Compared to Claude Code and GitHub Copilot CLI:

  • More Lightweight: No complex IDE integration, pure terminal experience.
  • More Open: Not bound to specific models or platforms, higher flexibility.
  • More Focused: Focuses on terminal scenarios and does not cover all development links. This focus makes Nova an ideal choice in specific scenarios.
6

Section 06

Usage Suggestions and Future Development Prospects of Nova

Usage Suggestions and Best Practices

  1. Clarify Session Goals: Clearly define goals before starting multi-turn tasks to help AI stay on track.
  2. Make Good Use of Tool Calls: Proactively request the use of specific tools to greatly improve efficiency.
  3. Iterative Refinement: Propose complex requirements in steps and refine them through multi-turn dialogues.
  4. Save Important Sessions: Timely save valuable dialogues for future reference.

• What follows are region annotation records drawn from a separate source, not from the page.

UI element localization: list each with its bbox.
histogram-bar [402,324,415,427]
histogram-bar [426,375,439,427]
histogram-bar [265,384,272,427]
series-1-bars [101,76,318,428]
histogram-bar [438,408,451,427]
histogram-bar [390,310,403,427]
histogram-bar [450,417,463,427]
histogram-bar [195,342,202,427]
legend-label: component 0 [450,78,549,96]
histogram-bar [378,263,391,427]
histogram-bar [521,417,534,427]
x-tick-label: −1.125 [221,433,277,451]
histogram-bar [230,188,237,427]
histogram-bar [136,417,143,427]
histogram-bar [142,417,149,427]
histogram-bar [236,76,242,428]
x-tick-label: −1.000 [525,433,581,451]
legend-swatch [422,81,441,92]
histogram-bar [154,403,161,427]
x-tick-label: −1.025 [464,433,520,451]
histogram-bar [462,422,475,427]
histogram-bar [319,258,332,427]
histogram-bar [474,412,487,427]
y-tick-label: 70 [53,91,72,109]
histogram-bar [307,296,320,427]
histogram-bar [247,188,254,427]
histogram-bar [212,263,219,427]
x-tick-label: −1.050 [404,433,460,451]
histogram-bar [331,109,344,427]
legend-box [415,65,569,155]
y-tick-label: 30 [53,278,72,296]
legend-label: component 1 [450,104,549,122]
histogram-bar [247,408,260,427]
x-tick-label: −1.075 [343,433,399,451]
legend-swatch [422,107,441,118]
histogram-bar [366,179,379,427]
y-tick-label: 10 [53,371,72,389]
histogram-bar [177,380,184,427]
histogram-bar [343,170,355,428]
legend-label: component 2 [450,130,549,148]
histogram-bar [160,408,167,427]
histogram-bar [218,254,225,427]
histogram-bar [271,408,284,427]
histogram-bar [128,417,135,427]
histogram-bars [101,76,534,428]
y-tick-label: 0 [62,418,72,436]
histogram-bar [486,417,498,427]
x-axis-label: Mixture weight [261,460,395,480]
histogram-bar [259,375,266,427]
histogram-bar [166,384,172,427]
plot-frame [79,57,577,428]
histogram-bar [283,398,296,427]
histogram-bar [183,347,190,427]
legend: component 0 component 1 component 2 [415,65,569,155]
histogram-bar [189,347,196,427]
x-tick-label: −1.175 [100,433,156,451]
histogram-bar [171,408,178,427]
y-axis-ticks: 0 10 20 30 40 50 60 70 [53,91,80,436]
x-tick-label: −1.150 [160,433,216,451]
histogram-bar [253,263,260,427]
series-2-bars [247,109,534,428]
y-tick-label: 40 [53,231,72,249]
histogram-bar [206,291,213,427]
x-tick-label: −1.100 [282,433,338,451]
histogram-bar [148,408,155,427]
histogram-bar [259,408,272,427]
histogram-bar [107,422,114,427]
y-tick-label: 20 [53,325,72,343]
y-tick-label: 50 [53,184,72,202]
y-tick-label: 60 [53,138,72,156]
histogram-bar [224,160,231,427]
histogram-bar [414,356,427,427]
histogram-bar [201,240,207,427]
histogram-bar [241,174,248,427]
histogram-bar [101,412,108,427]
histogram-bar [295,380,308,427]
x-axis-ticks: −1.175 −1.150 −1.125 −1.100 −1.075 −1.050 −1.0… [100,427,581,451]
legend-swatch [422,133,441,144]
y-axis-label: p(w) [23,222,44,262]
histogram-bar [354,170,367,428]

Future Development Directions

  • More powerful multi-modal capabilities, supporting image and audio input.
  • Smarter proactive suggestions to predict user needs.
  • Richer ecological integration for in-depth collaboration with more development tools.
  • More complete team collaboration functions, supporting session sharing and knowledge precipitation.
7

Section 07

The Significance of Nova for the Terminal AI Agent Field

The direction of lightweight, conversation-aware, and tool-integrated represented by the Nova project is likely to become the standard paradigm in the terminal AI agent field. It sets an excellent reference benchmark for terminal AI agents, demonstrating how to provide powerful intelligent assistance capabilities while maintaining simplicity, bringing an efficient and intelligent experience to developers' terminal workflows.